Movie Review: The Hunger Games

So, we finally got to The Hunger Games, and only the second weekend it's out - pretty good for us. And the movie was just as awesome as I expected - and I expected a lot!

 My number one question was how they were going to film the violence in a PG-13 way, without watering down the impact. The answer: Very well, thank you. The bloodbath scene at the cornucopia is just as horrifying as I imagined while reading, but without obvious gore. It carries more of an impact that way; with the quick cuts, you see just enough to imagine the worst.

The young actors show some serious acting chops in roles that not only call for emotional depth, but are physically demanding as well. This movie would have completely fallen apart if the young leads weren't up to the task, but they not only make the audience care, they bring us right into the arena with them.

 The movie isn't a word-for-word remake of the book - that wouldn't have worked - but it captures the spirit.

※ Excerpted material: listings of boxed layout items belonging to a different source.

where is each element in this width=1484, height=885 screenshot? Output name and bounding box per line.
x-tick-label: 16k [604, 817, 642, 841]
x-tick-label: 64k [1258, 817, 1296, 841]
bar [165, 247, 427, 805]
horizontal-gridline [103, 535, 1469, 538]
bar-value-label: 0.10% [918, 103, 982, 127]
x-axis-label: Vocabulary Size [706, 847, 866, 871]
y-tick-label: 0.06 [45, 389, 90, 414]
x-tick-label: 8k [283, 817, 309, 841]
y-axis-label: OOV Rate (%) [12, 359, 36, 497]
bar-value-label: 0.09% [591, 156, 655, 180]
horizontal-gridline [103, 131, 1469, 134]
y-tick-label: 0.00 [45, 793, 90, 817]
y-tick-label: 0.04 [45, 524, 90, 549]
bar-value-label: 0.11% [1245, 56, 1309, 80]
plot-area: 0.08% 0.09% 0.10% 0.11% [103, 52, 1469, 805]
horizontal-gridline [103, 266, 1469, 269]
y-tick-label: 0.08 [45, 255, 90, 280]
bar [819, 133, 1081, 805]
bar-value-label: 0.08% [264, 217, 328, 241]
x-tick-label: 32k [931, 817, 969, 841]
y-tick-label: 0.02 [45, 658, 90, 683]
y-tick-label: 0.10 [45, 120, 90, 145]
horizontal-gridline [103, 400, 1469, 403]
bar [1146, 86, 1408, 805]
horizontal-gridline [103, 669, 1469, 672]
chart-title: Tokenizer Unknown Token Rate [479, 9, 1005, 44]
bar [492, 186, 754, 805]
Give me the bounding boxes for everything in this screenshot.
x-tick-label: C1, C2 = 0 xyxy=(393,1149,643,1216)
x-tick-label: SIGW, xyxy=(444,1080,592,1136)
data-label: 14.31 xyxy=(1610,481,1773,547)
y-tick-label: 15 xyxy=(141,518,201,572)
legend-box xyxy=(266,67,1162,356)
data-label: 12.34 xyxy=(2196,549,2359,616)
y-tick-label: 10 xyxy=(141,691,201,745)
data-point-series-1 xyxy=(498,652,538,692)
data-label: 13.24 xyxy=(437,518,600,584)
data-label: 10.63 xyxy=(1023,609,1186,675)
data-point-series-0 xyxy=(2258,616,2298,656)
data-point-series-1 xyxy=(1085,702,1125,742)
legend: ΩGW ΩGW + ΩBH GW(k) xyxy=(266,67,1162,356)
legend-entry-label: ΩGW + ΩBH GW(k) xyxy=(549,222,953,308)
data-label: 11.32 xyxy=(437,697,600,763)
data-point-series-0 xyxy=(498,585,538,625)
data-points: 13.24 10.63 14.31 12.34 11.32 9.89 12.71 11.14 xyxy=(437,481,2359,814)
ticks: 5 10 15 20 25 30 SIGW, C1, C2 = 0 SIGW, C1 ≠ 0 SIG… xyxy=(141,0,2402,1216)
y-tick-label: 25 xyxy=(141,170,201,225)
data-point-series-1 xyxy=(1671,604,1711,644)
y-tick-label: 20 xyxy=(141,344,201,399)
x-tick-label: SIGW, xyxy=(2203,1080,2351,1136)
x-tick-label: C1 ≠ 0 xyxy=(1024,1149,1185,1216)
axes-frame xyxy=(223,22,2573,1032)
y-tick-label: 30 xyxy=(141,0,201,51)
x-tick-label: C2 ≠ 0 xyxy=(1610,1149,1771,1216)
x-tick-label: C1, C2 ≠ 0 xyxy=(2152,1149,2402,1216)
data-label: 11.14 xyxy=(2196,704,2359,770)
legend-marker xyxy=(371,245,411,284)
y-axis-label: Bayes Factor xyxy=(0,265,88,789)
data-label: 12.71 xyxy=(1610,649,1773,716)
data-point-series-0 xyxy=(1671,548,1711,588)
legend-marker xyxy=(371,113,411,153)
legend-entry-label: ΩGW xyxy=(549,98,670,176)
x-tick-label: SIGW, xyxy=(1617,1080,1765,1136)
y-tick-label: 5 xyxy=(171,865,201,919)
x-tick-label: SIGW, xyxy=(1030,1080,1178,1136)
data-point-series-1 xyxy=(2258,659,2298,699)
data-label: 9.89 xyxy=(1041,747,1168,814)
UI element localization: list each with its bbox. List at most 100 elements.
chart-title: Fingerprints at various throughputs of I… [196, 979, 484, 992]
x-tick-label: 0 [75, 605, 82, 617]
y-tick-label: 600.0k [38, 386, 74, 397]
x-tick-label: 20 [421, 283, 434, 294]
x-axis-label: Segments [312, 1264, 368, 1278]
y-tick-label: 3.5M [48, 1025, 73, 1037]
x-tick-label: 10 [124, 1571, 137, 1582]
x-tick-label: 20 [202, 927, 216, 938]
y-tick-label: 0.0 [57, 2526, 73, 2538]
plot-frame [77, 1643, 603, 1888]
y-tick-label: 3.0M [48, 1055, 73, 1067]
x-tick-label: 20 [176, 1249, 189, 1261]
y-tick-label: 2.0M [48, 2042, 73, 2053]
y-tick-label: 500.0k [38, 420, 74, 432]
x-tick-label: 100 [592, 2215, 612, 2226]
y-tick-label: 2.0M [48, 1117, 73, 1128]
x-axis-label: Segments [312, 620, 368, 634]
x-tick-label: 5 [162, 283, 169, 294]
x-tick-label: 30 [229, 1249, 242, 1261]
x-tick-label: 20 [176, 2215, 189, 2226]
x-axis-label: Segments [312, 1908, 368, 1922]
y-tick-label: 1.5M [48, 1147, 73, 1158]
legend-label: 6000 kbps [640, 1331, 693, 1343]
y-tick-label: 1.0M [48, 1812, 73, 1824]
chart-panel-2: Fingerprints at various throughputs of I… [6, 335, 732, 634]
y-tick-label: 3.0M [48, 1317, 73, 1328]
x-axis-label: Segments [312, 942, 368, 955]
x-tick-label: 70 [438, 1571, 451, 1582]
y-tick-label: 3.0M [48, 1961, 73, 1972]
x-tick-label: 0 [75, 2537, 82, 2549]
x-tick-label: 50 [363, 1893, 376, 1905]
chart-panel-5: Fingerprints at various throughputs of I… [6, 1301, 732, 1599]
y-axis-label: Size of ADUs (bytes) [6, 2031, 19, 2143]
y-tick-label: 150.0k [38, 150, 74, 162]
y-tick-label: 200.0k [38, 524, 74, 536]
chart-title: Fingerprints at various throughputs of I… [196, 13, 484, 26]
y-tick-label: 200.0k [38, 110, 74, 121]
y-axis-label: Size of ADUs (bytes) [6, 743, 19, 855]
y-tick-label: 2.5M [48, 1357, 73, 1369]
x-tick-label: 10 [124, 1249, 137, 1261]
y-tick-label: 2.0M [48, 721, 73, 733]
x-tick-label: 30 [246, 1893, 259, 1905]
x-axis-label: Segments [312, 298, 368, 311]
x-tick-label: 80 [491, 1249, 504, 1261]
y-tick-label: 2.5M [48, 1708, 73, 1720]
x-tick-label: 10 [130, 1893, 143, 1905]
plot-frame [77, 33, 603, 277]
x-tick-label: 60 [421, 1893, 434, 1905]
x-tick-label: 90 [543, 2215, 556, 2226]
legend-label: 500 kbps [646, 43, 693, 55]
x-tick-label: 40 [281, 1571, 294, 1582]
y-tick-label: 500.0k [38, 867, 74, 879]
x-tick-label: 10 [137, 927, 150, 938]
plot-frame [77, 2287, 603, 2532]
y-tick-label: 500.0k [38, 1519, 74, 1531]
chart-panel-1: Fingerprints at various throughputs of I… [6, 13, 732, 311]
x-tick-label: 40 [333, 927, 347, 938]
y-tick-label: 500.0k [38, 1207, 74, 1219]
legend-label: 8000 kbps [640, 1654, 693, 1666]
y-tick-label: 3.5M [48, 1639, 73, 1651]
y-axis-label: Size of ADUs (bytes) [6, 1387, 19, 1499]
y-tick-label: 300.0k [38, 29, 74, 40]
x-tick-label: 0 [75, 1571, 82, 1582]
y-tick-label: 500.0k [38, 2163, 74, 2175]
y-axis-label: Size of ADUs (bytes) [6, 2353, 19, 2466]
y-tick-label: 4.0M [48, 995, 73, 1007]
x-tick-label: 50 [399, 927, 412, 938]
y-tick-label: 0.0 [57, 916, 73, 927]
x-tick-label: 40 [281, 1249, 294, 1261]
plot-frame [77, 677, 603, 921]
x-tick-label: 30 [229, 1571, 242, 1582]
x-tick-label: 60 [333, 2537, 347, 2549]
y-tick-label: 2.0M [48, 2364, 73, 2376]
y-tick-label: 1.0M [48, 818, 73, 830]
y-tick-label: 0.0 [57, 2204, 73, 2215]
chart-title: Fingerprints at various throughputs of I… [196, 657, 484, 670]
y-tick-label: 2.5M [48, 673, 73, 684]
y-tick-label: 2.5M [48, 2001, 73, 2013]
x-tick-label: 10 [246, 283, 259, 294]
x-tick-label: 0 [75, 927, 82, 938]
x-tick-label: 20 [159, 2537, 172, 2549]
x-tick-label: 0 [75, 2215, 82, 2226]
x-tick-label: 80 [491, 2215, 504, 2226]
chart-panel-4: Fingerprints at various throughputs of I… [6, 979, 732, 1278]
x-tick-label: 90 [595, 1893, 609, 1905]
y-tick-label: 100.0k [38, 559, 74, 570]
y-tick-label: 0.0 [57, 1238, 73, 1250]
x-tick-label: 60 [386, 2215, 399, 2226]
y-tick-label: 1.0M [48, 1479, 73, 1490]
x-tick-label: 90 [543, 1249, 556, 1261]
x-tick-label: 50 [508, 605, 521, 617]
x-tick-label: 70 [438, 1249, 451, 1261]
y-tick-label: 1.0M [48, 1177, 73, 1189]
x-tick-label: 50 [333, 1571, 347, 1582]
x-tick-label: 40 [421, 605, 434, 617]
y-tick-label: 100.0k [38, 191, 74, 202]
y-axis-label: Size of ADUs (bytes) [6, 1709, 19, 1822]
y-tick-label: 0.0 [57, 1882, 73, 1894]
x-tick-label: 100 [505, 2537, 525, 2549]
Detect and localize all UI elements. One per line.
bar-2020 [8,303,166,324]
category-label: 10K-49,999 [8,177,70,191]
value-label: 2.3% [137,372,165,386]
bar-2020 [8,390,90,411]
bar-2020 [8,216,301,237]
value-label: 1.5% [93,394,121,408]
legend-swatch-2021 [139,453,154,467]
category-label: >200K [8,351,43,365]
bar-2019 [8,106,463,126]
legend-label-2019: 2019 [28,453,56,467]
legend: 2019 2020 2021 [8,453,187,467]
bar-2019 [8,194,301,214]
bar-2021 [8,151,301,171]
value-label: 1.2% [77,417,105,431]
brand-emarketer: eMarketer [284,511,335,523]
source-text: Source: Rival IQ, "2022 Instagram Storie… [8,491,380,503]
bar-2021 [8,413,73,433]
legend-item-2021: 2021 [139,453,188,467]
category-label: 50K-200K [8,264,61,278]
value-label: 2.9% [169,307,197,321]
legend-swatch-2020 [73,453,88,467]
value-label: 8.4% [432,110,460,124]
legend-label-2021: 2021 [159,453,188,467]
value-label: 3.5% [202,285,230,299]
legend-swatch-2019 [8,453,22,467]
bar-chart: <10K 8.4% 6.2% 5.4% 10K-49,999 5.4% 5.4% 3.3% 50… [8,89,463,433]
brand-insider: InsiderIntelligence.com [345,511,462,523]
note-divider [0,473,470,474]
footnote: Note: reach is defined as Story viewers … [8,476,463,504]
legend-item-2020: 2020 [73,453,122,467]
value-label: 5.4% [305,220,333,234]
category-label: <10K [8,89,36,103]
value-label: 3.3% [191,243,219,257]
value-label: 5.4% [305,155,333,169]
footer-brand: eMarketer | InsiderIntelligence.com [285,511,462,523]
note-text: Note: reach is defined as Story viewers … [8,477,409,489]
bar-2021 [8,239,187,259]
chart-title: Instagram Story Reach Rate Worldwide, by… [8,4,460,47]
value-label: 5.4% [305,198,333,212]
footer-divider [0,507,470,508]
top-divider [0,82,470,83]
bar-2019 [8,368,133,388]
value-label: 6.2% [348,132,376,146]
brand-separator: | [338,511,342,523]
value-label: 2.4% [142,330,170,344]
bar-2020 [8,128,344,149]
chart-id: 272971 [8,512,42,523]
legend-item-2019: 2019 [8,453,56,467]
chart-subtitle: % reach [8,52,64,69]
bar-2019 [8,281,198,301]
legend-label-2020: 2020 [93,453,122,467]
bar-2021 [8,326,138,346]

A few minor things are changed, scenes added or moved around to keep the story flowing naturally. Of course, the story had to be condensed, but I think the scriptwriter's choices of what to take out and what to leave in were spot on. I saw the movie with three people who hadn't read the book, and they had no trouble following the story.

Obviously, I really, REALLY liked it - best movie I've seen yet this year. (OK, I've only seen three movies this year, but still...) Whether you've read the book or not, whether you like sci-fi or not, I can't imagine anyone not liking this movie. I won't say "enjoying," that's not the right word for a movie as dark as this one, but you'll be thinking about it and discussing it for a long time.